Christians still have a capacity for deafness when it comes to Jesus’ life ethic. Jesus you see was totally pro-life—- not just pro birth, pro life. And above all, he believed that justice, if we are talking life and death here, should be left in the hands of God. The Biblical message is clear— ‘vengeance is mine says the Lord, I will repay’.
These are hard words for many Christians today to swallow, so entranced we are with the lures and lusts of the world: property, country, our own lives. The world says rise up and defend what is yours, Jesus says give it all away and I will repay.

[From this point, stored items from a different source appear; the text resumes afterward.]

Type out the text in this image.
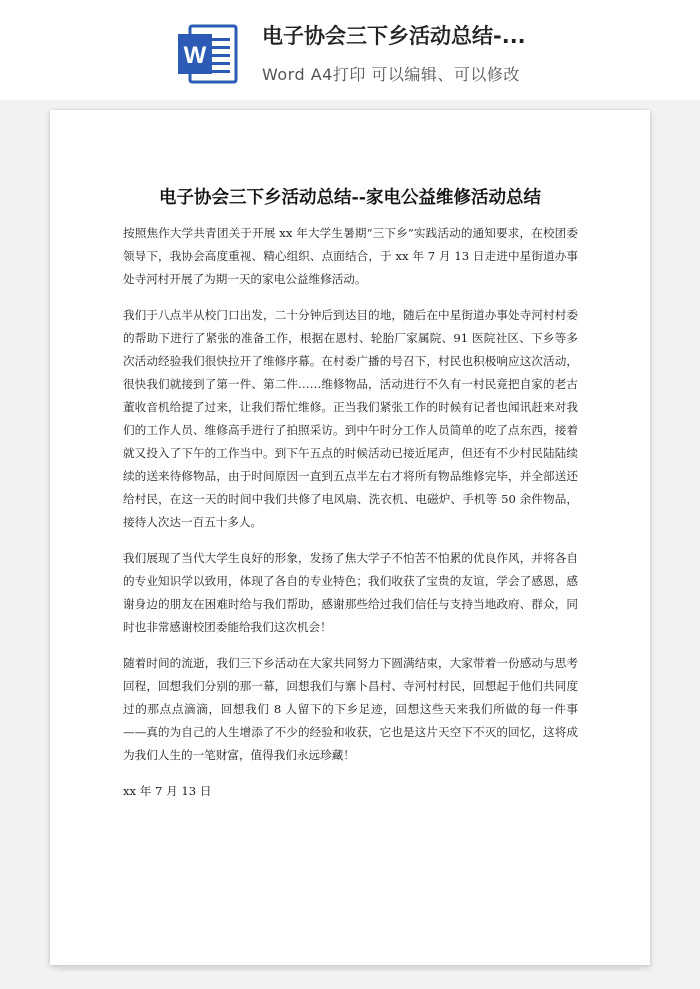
W
电子协会三下乡活动总结-...
Word A4打印 可以编辑、可以修改
电子协会三下乡活动总结--家电公益维修活动总结

按照焦作大学共青团关于开展 xx 年大学生暑期“三下乡”实践活动的通知要求，在校团委领导下，我协会高度重视、精心组织、点面结合，于 xx 年 7 月 13 日走进中星街道办事处寺河村开展了为期一天的家电公益维修活动。

我们于八点半从校门口出发，二十分钟后到达目的地，随后在中星街道办事处寺河村村委的帮助下进行了紧张的准备工作，根据在恩村、轮胎厂家属院、91 医院社区、下乡等多次活动经验我们很快拉开了维修序幕。在村委广播的号召下，村民也积极响应这次活动，很快我们就接到了第一件、第二件……维修物品，活动进行不久有一村民竟把自家的老古董收音机给提了过来，让我们帮忙维修。正当我们紧张工作的时候有记者也闻讯赶来对我们的工作人员、维修高手进行了拍照采访。到中午时分工作人员简单的吃了点东西，接着就又投入了下午的工作当中。到下午五点的时候活动已接近尾声，但还有不少村民陆陆续续的送来待修物品，由于时间原因一直到五点半左右才将所有物品维修完毕，并全部送还给村民，在这一天的时间中我们共修了电风扇、洗衣机、电磁炉、手机等 50 余件物品，接待人次达一百五十多人。

我们展现了当代大学生良好的形象，发扬了焦大学子不怕苦不怕累的优良作风，并将各自的专业知识学以致用，体现了各自的专业特色；我们收获了宝贵的友谊，学会了感恩，感谢身边的朋友在困难时给与我们帮助，感谢那些给过我们信任与支持当地政府、群众，同时也非常感谢校团委能给我们这次机会！

随着时间的流逝，我们三下乡活动在大家共同努力下圆满结束，大家带着一份感动与思考回程，回想我们分别的那一幕，回想我们与寨卜昌村、寺河村村民，回想起于他们共同度过的那点点滴滴，回想我们 8 人留下的下乡足迹，回想这些天来我们所做的每一件事——真的为自己的人生增添了不少的经验和收获，它也是这片天空下不灭的回忆，这将成为我们人生的一笔财富，值得我们永远珍藏！

xx 年 7 月 13 日
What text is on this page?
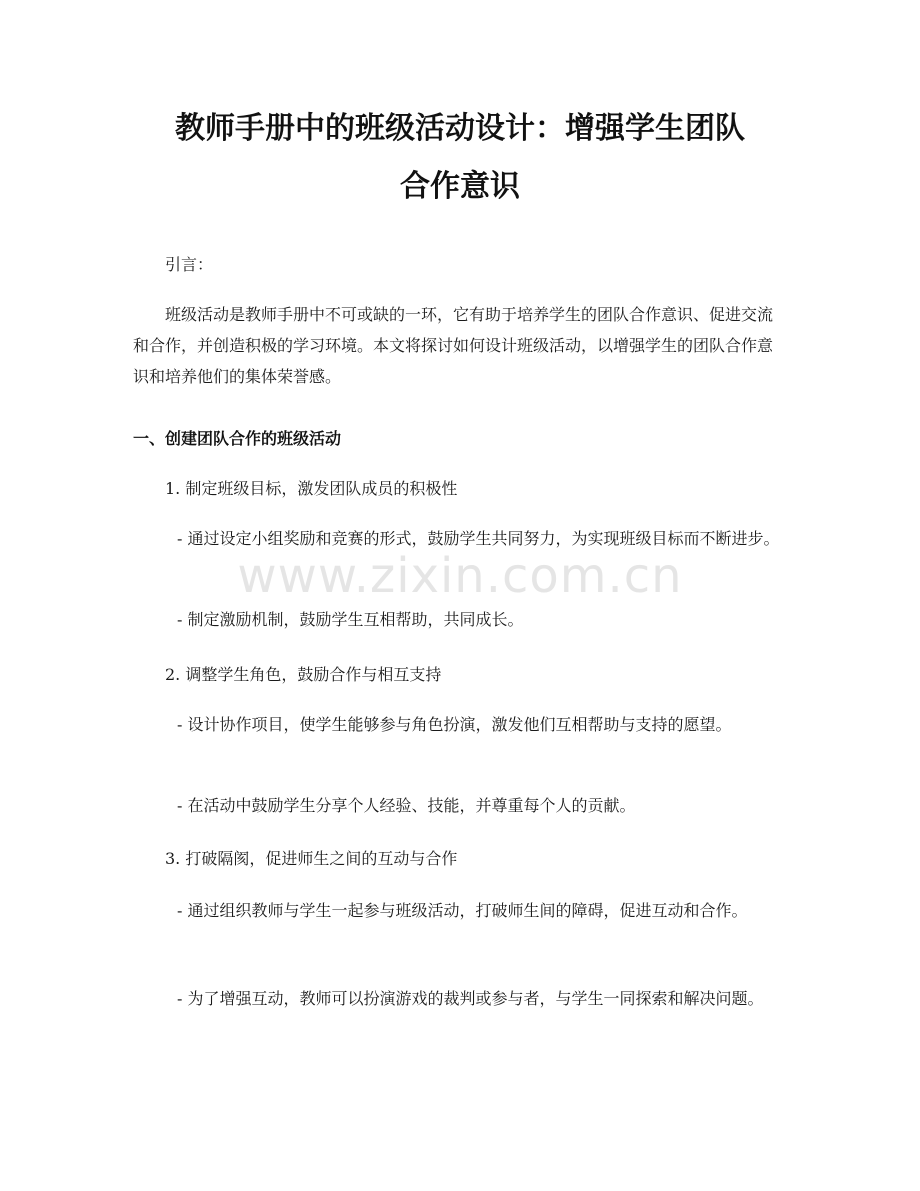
教师手册中的班级活动设计：增强学生团队
合作意识

引言：

班级活动是教师手册中不可或缺的一环，它有助于培养学生的团队合作意识、促进交流和合作，并创造积极的学习环境。本文将探讨如何设计班级活动，以增强学生的团队合作意识和培养他们的集体荣誉感。

一、创建团队合作的班级活动

1. 制定班级目标，激发团队成员的积极性

- 通过设定小组奖励和竞赛的形式，鼓励学生共同努力，为实现班级目标而不断进步。

- 制定激励机制，鼓励学生互相帮助，共同成长。

2. 调整学生角色，鼓励合作与相互支持

- 设计协作项目，使学生能够参与角色扮演，激发他们互相帮助与支持的愿望。

- 在活动中鼓励学生分享个人经验、技能，并尊重每个人的贡献。

3. 打破隔阂，促进师生之间的互动与合作

- 通过组织教师与学生一起参与班级活动，打破师生间的障碍，促进互动和合作。

- 为了增强互动，教师可以扮演游戏的裁判或参与者，与学生一同探索和解决问题。

www.zixin.com.cn
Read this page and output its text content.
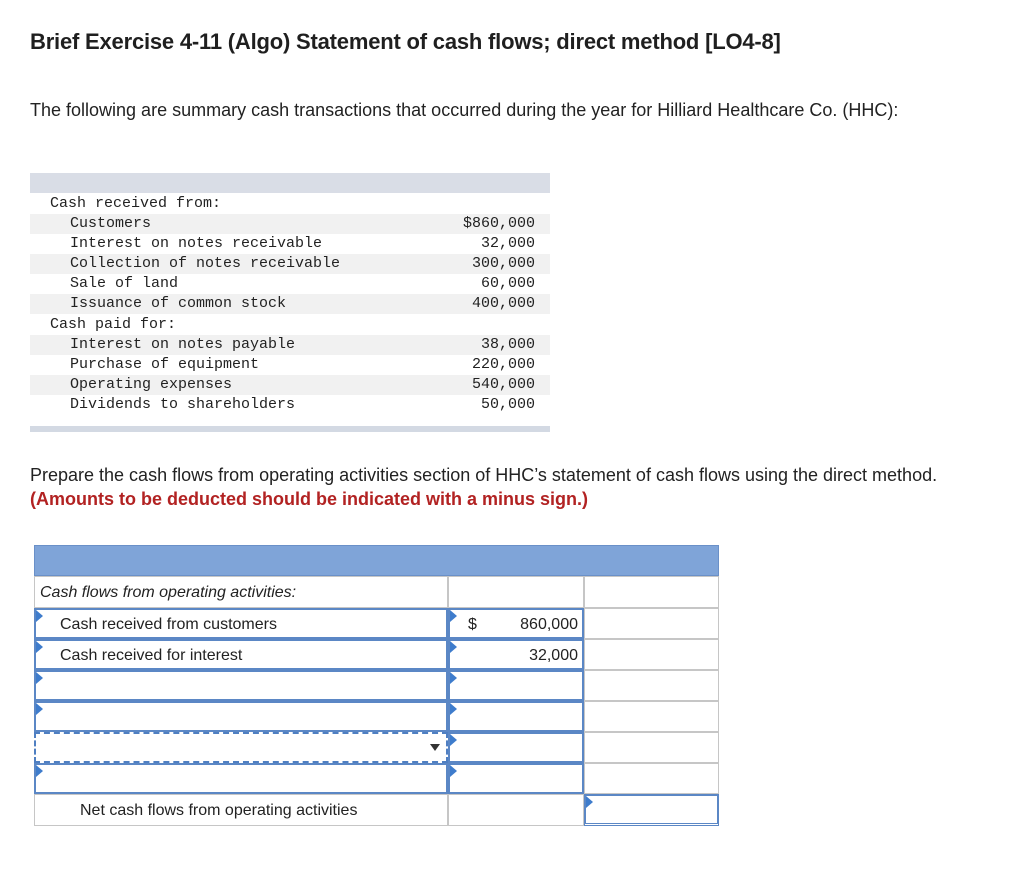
Brief Exercise 4-11 (Algo) Statement of cash flows; direct method [LO4-8]
The following are summary cash transactions that occurred during the year for Hilliard Healthcare Co. (HHC):
Cash received from:
Customers	$860,000
Interest on notes receivable	32,000
Collection of notes receivable	300,000
Sale of land	60,000
Issuance of common stock	400,000
Cash paid for:
Interest on notes payable	38,000
Purchase of equipment	220,000
Operating expenses	540,000
Dividends to shareholders	50,000
Prepare the cash flows from operating activities section of HHC’s statement of cash flows using the direct method. (Amounts to be deducted should be indicated with a minus sign.)
Cash flows from operating activities:
Cash received from customers	$	860,000
Cash received for interest	32,000
Net cash flows from operating activities
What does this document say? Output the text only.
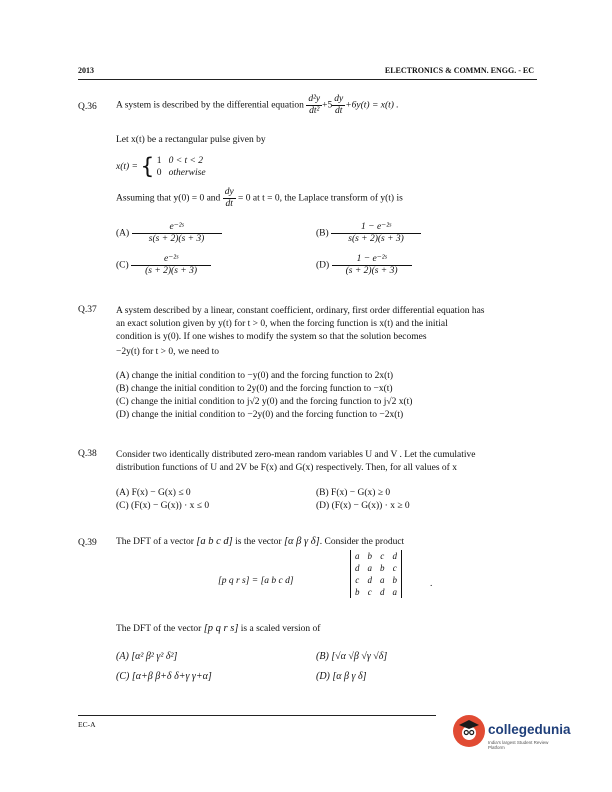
2013	ELECTRONICS & COMMN. ENGG. - EC
Q.36 A system is described by the differential equation $\frac{\text{d²y}}{\text{dt²}} +5 \frac{dy}{dt} +6y(t) = x(t)$ .
Let x(t) be a rectangular pulse given by
x(t) = { 1 0 < t < 2
0 otherwise
Assuming that y(0) = 0 and $\frac{dy}{dt} = 0$ at t = 0, the Laplace transform of y(t) is
$(A) \frac{\text{e⁻²ˢ}}{s(s + 2)(s + 3)}$	$(B) \frac{\text{1 − e⁻²ˢ}}{s(s + 2)(s + 3)}$
$(C) \frac{\text{e⁻²ˢ}}{(s + 2)(s + 3)}$	$(D) \frac{\text{1 − e⁻²ˢ}}{(s + 2)(s + 3)}$
Q.37 A system described by a linear, constant coefficient, ordinary, first order differential equation has
an exact solution given by y(t) for t > 0, when the forcing function is x(t) and the initial
condition is y(0). If one wishes to modify the system so that the solution becomes
−2y(t) for t > 0, we need to
(A) change the initial condition to −y(0) and the forcing function to 2x(t)
(B) change the initial condition to 2y(0) and the forcing function to −x(t)
(C) change the initial condition to j√2 y(0) and the forcing function to j√2 x(t)
(D) change the initial condition to −2y(0) and the forcing function to −2x(t)
Q.38 Consider two identically distributed zero-mean random variables U and V . Let the cumulative
distribution functions of U and 2V be F(x) and G(x) respectively. Then, for all values of x
(A) F(x) − G(x) ≤ 0	(B) F(x) − G(x) ≥ 0
(C) (F(x) − G(x)) · x ≤ 0	(D) (F(x) − G(x)) · x ≥ 0
Q.39 The DFT of a vector [a b c d] is the vector [α β γ δ]. Consider the product
[p q r s] = [a b c d]
a	b	c	d
d	a	b	c
c	d	a	b
b	c	d	a
.
The DFT of the vector [p q r s] is a scaled version of
(A) [α² β² γ² δ²]	(B) [√α √β √γ √δ]
(C) [α+β β+δ δ+γ γ+α]	(D) [α β γ δ]
EC-A	collegedunia
India's largest Student Review Platform
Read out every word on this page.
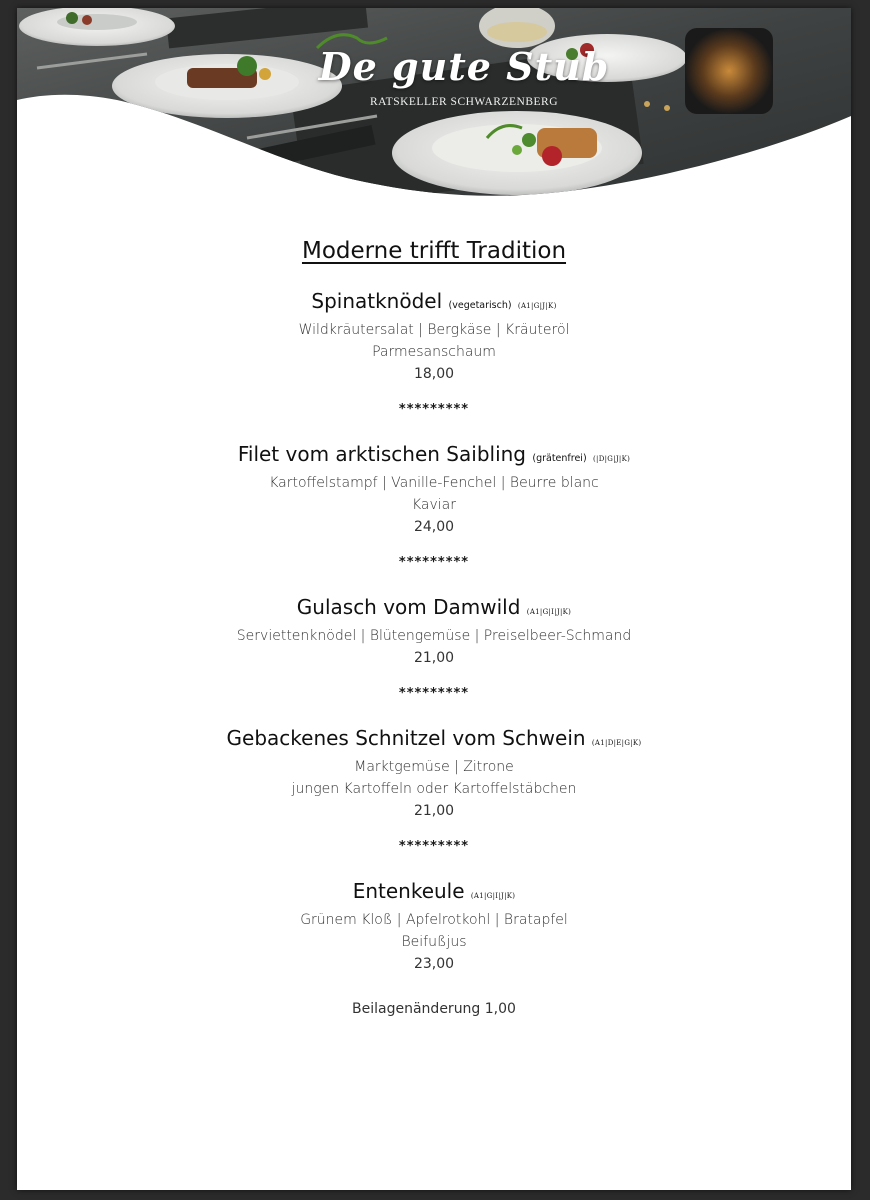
De gute Stub
RATSKELLER SCHWARZENBERG
Moderne trifft Tradition
Spinatknödel (vegetarisch) (A1|G|J|K)
Wildkräutersalat | Bergkäse | Kräuteröl
Parmesanschaum
18,00
*********
Filet vom arktischen Saibling (grätenfrei) (|D|G|J|K)
Kartoffelstampf | Vanille-Fenchel | Beurre blanc
Kaviar
24,00
*********
Gulasch vom Damwild (A1|G|I|J|K)
Serviettenknödel | Blütengemüse | Preiselbeer-Schmand
21,00
*********
Gebackenes Schnitzel vom Schwein (A1|D|E|G|K)
Marktgemüse | Zitrone
jungen Kartoffeln oder Kartoffelstäbchen
21,00
*********
Entenkeule (A1|G|I|J|K)
Grünem Kloß | Apfelrotkohl | Bratapfel
Beifußjus
23,00
Beilagenänderung 1,00
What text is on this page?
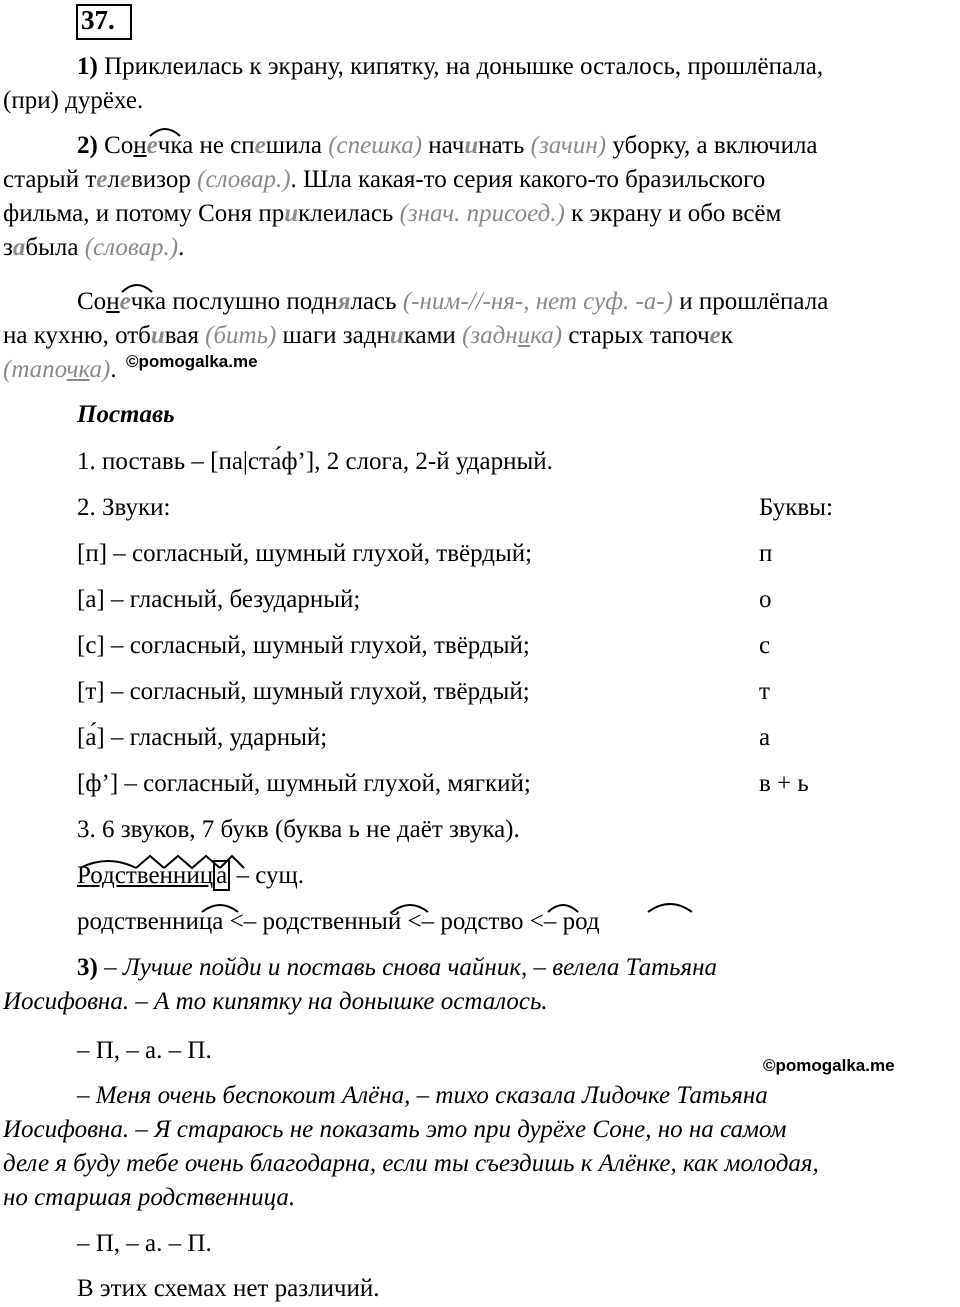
37.
1) Приклеилась к экрану, кипятку, на донышке осталось, прошлёпала,
(при) дурёхе.
2) Сонечка не спешила (спешка) начинать (зачин) уборку, а включила
старый телевизор (словар.). Шла какая-то серия какого-то бразильского
фильма, и потому Соня приклеилась (знач. присоед.) к экрану и обо всём
забыла (словар.).
Сонечка послушно поднялась (-ним-//-ня-, нет суф. -а-) и прошлёпала
на кухню, отбивая (бить) шаги задниками (задника) старых тапочек
(тапочка). ©pomogalka.me
Поставь
1. поставь – [па|ста́ф’], 2 слога, 2-й ударный.
2. Звуки:	Буквы:
[п] – согласный, шумный глухой, твёрдый;	п
[а] – гласный, безударный;	о
[с] – согласный, шумный глухой, твёрдый;	с
[т] – согласный, шумный глухой, твёрдый;	т
[а́] – гласный, ударный;	а
[ф’] – согласный, шумный глухой, мягкий;	в + ь
3. 6 звуков, 7 букв (буква ь не даёт звука).
Родственниц а – сущ.
родственница <– родственный <– родство <– род
3) – Лучше пойди и поставь снова чайник, – велела Татьяна
Иосифовна. – А то кипятку на донышке осталось.
– П, – а. – П.
©pomogalka.me
– Меня очень беспокоит Алёна, – тихо сказала Лидочке Татьяна
Иосифовна. – Я стараюсь не показать это при дурёхе Соне, но на самом
деле я буду тебе очень благодарна, если ты съездишь к Алёнке, как молодая,
но старшая родственница.
– П, – а. – П.
В этих схемах нет различий.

I yearn for more and more Christians to seek not a life of being a "good Christian" and instead pursue a life with a downward trajectory as a follower of Christ. There will be glory to spare in eternity, we who have that promise have no need of it today.

2 comments:

Aussie John said...

Arthur,

Ben's article is excellent.

The philosopher's comment was interesting, as he could not se the operative principle behind Christians having a particular constraint towards non-violence.

Spirit empowered eyes enable God's people to see what the world cannot, as the Spirit empowered person is enabled to do what the world deems impossible!

Arthur Sido said...

John

It often seems that we say we follow Jesus but in practice we try to help Him along instead of letting ourselves be conformed to Him.